Coogler may be reaching for the stars on this one, but you can’t fault the man for trying.
The Jordan double team: A review of 'Sinners'
At a glance

After directing such blockbusters as Creed and the two Black Panther films, one might well wonder what Director Ryan Coogler would tackle as his next film project. And if you were guessing something in the supernatural horror-suspense genre, go to the front of the class and congratulate yourself. Subject of a bidding war for distribution rights, this will be Coogler’s first original film - and he is credited as writer, producer, and director.
"Sinners" is the new Coogler film, and it doesn’t just star Michael B. Jordan, but stars two Michael B. Jordans - hence the title of this review. Jordan takes on the role of an identical twin brother. And I’d look back to Tom Hardy in Legend (2015), portraying the 1960s British gangsters and identical twin brothers Reggie and Ronnie Kray, for something as outrageous as this Jordan twin bill.
Fusing the blues, African-American history, and vampire lore, Sinners is set in the 1932 American South and highlights two brothers, Smoke and Stack, who leave their troubled past behind and try to start afresh in their old hometown. But they find that trouble seems to follow them, and this time out, trouble comes in a form that is other-worldly and more sinister than one could imagine.

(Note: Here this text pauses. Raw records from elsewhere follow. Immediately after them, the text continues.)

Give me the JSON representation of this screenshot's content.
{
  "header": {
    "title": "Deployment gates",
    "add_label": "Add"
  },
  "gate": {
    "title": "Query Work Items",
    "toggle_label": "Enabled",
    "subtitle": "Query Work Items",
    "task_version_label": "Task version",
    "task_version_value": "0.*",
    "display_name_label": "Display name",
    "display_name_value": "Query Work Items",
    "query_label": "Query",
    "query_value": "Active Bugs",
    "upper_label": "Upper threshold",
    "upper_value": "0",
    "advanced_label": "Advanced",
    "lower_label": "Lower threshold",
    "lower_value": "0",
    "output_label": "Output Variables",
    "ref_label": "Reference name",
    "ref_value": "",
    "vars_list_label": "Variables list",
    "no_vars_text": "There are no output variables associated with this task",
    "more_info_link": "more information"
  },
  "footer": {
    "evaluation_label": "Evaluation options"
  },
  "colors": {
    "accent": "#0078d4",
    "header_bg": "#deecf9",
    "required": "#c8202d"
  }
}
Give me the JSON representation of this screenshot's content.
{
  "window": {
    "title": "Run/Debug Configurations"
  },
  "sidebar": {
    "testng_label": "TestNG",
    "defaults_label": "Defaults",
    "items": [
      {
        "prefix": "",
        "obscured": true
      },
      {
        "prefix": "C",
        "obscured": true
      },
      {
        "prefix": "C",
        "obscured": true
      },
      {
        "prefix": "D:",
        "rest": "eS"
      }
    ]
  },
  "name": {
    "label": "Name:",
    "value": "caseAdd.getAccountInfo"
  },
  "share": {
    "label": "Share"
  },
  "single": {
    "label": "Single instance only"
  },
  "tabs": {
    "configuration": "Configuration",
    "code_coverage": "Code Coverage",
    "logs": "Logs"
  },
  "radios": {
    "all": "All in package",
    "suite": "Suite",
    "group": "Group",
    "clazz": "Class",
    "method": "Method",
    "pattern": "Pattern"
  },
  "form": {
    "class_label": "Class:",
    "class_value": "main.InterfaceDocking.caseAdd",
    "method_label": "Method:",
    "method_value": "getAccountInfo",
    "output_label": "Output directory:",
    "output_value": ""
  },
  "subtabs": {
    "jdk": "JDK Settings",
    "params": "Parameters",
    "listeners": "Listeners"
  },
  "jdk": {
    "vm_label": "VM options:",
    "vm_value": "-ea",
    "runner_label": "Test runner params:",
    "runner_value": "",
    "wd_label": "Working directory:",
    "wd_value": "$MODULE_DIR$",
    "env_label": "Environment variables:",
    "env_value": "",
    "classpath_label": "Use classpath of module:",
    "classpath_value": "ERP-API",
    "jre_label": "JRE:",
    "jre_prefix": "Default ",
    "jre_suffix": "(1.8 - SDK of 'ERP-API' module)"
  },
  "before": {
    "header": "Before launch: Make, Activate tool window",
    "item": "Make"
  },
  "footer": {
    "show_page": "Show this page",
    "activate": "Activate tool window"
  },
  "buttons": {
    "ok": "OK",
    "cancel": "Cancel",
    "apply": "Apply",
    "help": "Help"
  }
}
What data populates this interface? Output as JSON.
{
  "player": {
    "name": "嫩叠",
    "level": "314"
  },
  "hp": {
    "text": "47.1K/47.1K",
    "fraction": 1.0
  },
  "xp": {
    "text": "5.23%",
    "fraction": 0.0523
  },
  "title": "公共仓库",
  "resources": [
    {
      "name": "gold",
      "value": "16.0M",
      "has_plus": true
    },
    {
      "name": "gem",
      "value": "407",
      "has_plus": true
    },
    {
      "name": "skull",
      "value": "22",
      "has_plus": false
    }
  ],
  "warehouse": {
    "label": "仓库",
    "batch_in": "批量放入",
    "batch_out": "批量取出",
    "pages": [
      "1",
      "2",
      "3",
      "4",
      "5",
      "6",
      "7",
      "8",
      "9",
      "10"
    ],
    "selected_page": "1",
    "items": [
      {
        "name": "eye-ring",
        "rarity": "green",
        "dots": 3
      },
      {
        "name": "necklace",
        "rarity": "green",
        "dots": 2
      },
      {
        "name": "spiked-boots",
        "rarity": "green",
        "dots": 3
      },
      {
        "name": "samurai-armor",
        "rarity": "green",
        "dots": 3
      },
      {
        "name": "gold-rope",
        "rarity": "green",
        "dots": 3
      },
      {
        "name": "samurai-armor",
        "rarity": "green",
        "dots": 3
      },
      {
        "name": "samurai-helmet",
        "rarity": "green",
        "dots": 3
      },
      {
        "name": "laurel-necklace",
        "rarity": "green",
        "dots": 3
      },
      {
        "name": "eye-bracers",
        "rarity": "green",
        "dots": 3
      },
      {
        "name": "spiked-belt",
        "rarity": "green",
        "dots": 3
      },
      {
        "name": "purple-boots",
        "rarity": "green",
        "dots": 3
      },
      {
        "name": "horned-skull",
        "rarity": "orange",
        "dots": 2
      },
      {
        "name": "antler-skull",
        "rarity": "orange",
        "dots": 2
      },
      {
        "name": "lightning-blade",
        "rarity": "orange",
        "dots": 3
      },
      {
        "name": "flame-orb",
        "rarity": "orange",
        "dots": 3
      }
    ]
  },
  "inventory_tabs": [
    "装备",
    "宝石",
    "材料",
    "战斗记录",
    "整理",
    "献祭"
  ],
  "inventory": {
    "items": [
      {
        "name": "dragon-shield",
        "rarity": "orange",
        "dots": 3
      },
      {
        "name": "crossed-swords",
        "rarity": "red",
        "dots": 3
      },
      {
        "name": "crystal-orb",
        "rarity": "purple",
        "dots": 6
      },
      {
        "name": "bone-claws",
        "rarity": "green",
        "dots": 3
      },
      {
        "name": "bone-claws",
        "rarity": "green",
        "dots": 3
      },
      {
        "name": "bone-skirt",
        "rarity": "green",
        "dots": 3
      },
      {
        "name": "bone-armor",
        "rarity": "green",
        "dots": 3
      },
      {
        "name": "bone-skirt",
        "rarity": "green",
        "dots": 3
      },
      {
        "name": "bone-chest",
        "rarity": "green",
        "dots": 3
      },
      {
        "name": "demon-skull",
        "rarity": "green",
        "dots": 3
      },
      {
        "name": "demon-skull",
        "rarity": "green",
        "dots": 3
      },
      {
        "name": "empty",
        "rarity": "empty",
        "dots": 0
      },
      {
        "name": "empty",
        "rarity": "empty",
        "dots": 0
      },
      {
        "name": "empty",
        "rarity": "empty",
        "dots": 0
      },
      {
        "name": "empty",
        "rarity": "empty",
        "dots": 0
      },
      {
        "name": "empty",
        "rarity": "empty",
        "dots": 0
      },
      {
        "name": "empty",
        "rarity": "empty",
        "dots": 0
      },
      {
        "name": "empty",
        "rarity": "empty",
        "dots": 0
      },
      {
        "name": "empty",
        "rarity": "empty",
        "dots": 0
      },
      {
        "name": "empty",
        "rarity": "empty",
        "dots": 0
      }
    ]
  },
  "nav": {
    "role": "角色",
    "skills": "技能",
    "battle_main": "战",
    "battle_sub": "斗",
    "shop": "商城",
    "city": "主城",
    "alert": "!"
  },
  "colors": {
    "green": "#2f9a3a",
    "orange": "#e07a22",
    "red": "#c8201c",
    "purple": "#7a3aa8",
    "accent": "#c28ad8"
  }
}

Shot on both IMAX 70mm and Ultra Panavision 70mm cameras, the scope and grandeur will excite cinema-goers watching in an SM IMAX theater. Regardless of which format your cinema will be, the power of the storytelling will pull you through this over two-hour phantasmagoric journey to Hell on Earth, and back. The first 90 minutes are strong naturalistic exposition, filled with the social realism of the Depression era, and the Jim Crow attitudes that prevailed with the Ku Klux Klan in its heyday. It’s centered on the brothers opening a music club on the outskirts of the town, the preparations that go into that, and the people they rely on.
But the last hour is a no-holds-barred, all Hell breaks loose ‘fever dream’ that’s sensuous, scary, suspenseful, and visceral in equal measures. If Coogler was dabbling and playing in superhero territory with Creed and Black Panther, he still takes things in a direction that’s not of this world, but with a distinct, dark edge.

For the support cast, there’s an old flame, Mary (Hailee Steinfeld), and Annie (Wunmi Mosaku), there’s piano man Delta Slim (a pitch-perfect Delroy Lindo). There’s a cousin, who’s the son of the local preacher, Sammie Moore (Miles Caton in his first movie role, as he’s a singer who has performed with H.E.R.). Arrayed against the brothers and their friends is Remmick (Jack O’Connell), who drops from the sky and quickly finds confederates, ‘blood brothers and sisters’.
A Mississippi dialect coach was brought on board for several of the actors, and it pays off, as there’s a stylized, 1930s lilt to how words are spoken. As for Jordan taking on two characters, the differences between the two, physically and spoken, may not be as pronounced as what Tom Hardy did in Legend, but there is a quiet strength to what Jordan brings to the table. And thanks to that last hour, the film genuinely works as a macabre journey into horror.
There’s a strong effort by Coogler to turn this film into something epic, like a reverse version of Gone With the Wind meets From Dusk Til Dawn, but seen from the American Negro viewpoint, and set in the 1930s. And there’s his preoccupation with music, how it’s so timeless - that the notes played in 1932 are the same notes you’d hear today. This is emphasized in one crazy sequence when the music goes into high gear at the club set up by the brothers. Coogler may be reaching for the stars on this one, but you can’t fault the man for trying.